Somewhat more fundamentally than domain specific vocabulary is the question: Are there programming-language agnostic, but programming-specific vocabulary types?

Can we then design better languages and software libraries by understanding these comonalities?

Concrete Examples

Details in various programming languages, of course, will still differ, but I think candidates for these sorts of types are:

Simple

fixed-size integers (modular/unsigned)
Examples: uint32_t, unsigned int
fixed-size integers (two's-complement/signed)
Examples: int16_t, int, long int
IEEE754 float32 and float64 (float128? 80-bit x87 floats?)
Examples: float, double
byte (an uninterpreted unit of memory that is 8-bits in size)
Examples: std::byte, char (usually), unsigned char
text string (whether unicode, ASCII, unspecified, represents human-language text)
Examples: std::string, char const*
any/opaque
Examples: boost::any, void*

Parameterized

optional/maybe/nullable
Examples: std::optional, T*
homogenous sequence
Examples: int[], std::vector<int>, std::span<std::byte, 16>, std::array<float, 16>, generator<int>
key->value mapping between two specific types
Examples: std::map<int, std::string>, std::unordered_map<std::string, void*>

I'll admit a C++ bias in the above, as that feels to me the most precise way to name the ideas to me.

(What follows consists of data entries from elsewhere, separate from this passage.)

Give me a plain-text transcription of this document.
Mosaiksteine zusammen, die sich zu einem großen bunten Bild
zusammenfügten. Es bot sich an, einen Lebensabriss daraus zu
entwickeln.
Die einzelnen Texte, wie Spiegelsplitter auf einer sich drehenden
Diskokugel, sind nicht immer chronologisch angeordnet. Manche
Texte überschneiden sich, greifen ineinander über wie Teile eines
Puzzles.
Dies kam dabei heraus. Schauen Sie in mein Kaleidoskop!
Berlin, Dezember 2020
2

Further constraining to abstract types that aren't concrete programming language primitives at all can further simplify and rtestrict this idea of universal vocabulary types.

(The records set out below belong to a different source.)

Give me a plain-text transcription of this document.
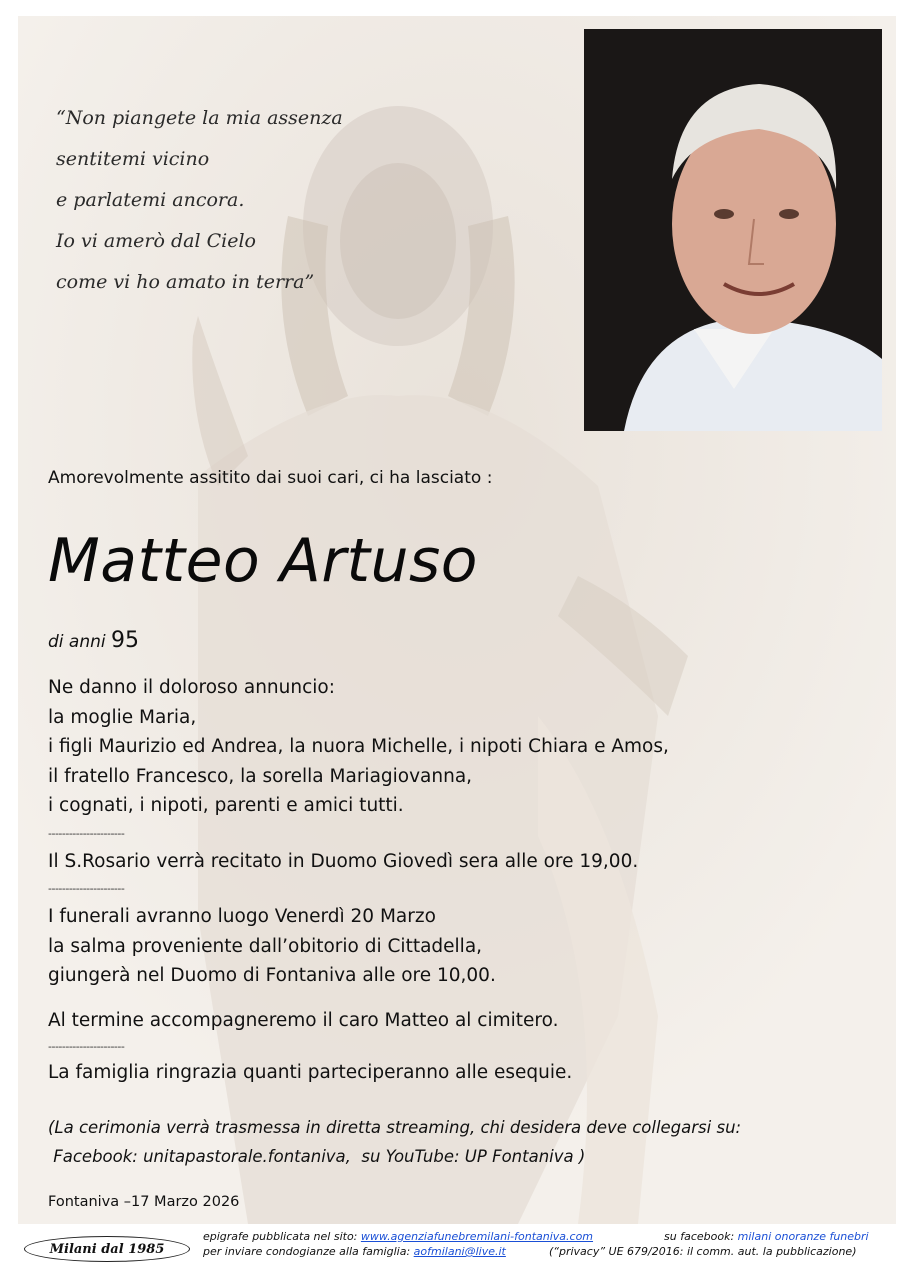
“Non piangete la mia assenza
sentitemi vicino
e parlatemi ancora.
Io vi amerò dal Cielo
come vi ho amato in terra”
Amorevolmente assitito dai suoi cari, ci ha lasciato :
Matteo Artuso
di anni 95
Ne danno il doloroso annuncio:
la moglie Maria,
i figli Maurizio ed Andrea, la nuora Michelle, i nipoti Chiara e Amos,
il fratello Francesco, la sorella Mariagiovanna,
i cognati, i nipoti, parenti e amici tutti.
----------------------
Il S.Rosario verrà recitato in Duomo Giovedì sera alle ore 19,00.
----------------------
I funerali avranno luogo Venerdì 20 Marzo
la salma proveniente dall’obitorio di Cittadella,
giungerà nel Duomo di Fontaniva alle ore 10,00.
Al termine accompagneremo il caro Matteo al cimitero.
----------------------
La famiglia ringrazia quanti parteciperanno alle esequie.
(La cerimonia verrà trasmessa in diretta streaming, chi desidera deve collegarsi su:
Facebook: unitapastorale.fontaniva,  su YouTube: UP Fontaniva )
Fontaniva –17 Marzo 2026
Milani dal 1985
epigrafe pubblicata nel sito: www.agenziafunebremilani-fontaniva.com	su facebook: milani onoranze funebri
per inviare condogianze alla famiglia: aofmilani@live.it	(“privacy” UE 679/2016: il comm. aut. la pubblicazione)
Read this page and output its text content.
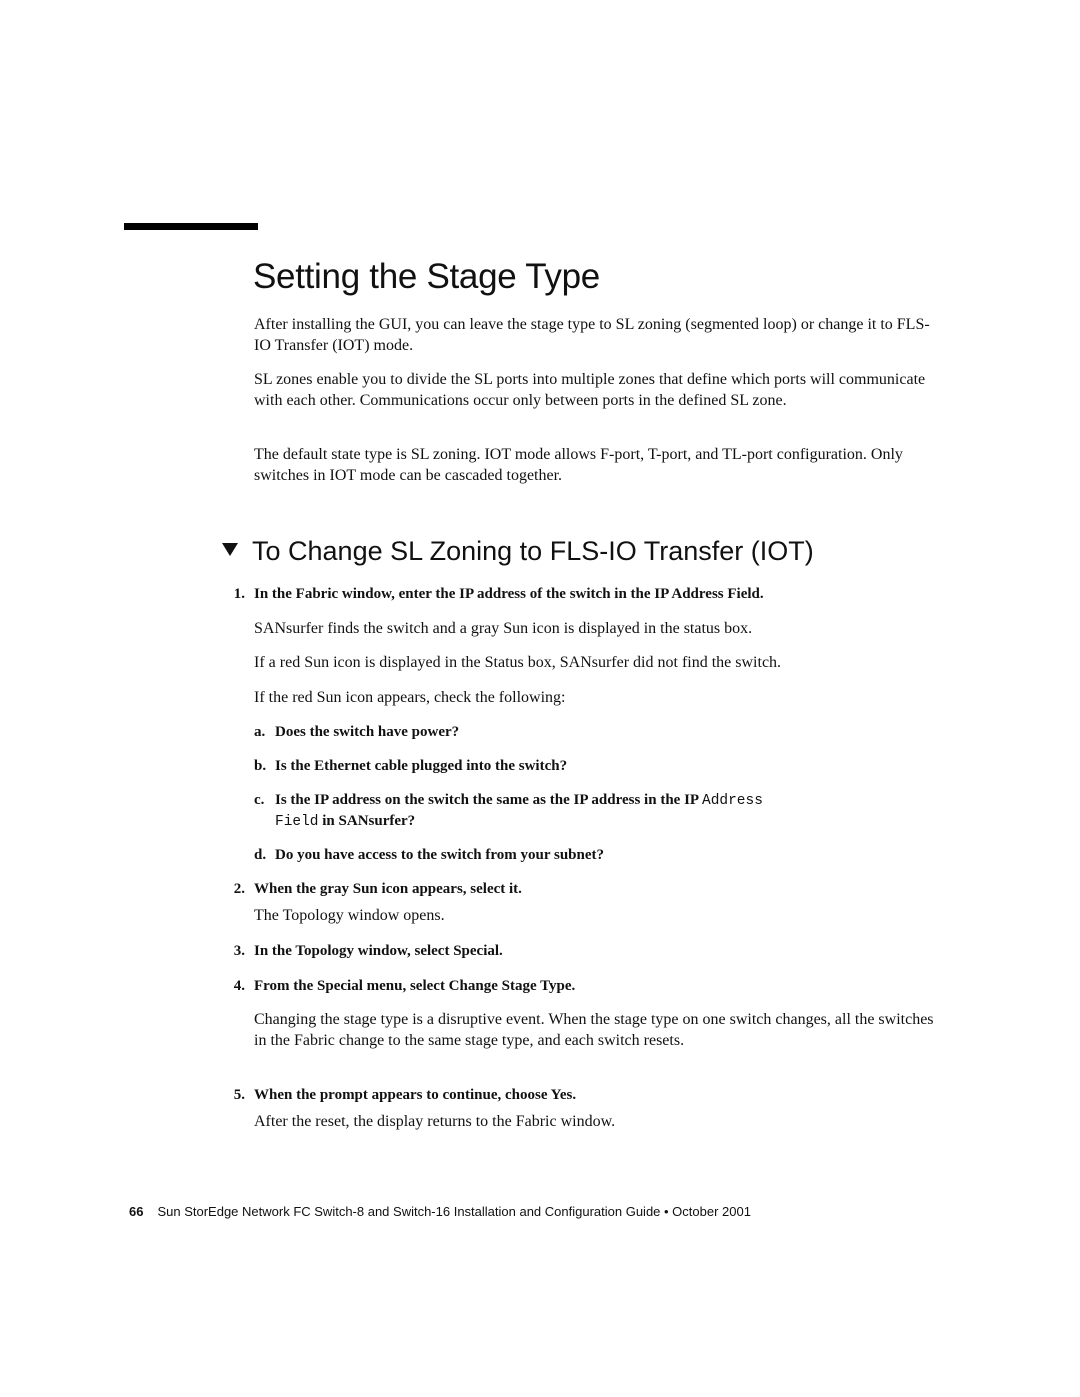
Setting the Stage Type

After installing the GUI, you can leave the stage type to SL zoning (segmented loop) or change it to FLS-IO Transfer (IOT) mode.

SL zones enable you to divide the SL ports into multiple zones that define which ports will communicate with each other. Communications occur only between ports in the defined SL zone.

The default state type is SL zoning. IOT mode allows F-port, T-port, and TL-port configuration. Only switches in IOT mode can be cascaded together.

To Change SL Zoning to FLS-IO Transfer (IOT)
1. In the Fabric window, enter the IP address of the switch in the IP Address Field.

SANsurfer finds the switch and a gray Sun icon is displayed in the status box.

If a red Sun icon is displayed in the Status box, SANsurfer did not find the switch.

If the red Sun icon appears, check the following:

a. Does the switch have power?
b. Is the Ethernet cable plugged into the switch?
c. Is the IP address on the switch the same as the IP address in the IP Address
Field in SANsurfer?
d. Do you have access to the switch from your subnet?
2. When the gray Sun icon appears, select it.

The Topology window opens.

3. In the Topology window, select Special.
4. From the Special menu, select Change Stage Type.

Changing the stage type is a disruptive event. When the stage type on one switch changes, all the switches in the Fabric change to the same stage type, and each switch resets.

5. When the prompt appears to continue, choose Yes.

After the reset, the display returns to the Fabric window.

66 Sun StorEdge Network FC Switch-8 and Switch-16 Installation and Configuration Guide • October 2001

Perhaps the success of JSON (now standardized in RFC 8259) is just how clearly it constrains data to a universal set of broadly applicable vocabulary types:

number
Integral or floating point, exact integers are only guaranteed interoperable within the INT32 range, and floating point representation is likely only compatible if exact float64 is used.
boolean
A value usable in a conditional context selecting between two alternatives true and false.
null
A value that is present but otherwise empty/unspecified. (Analogous to an empty optional<T>, or a nullptr-valued T*
string
A value representing a sequence of Unicode codepoints in the printable range.
array
A sequence of any type, (homgenous in that the any type is the corresponding representation).
object
A mapping from string values to any.

Though rarely will a particular use cosntrain itself so heavily unless the goal is truly broad interoperability.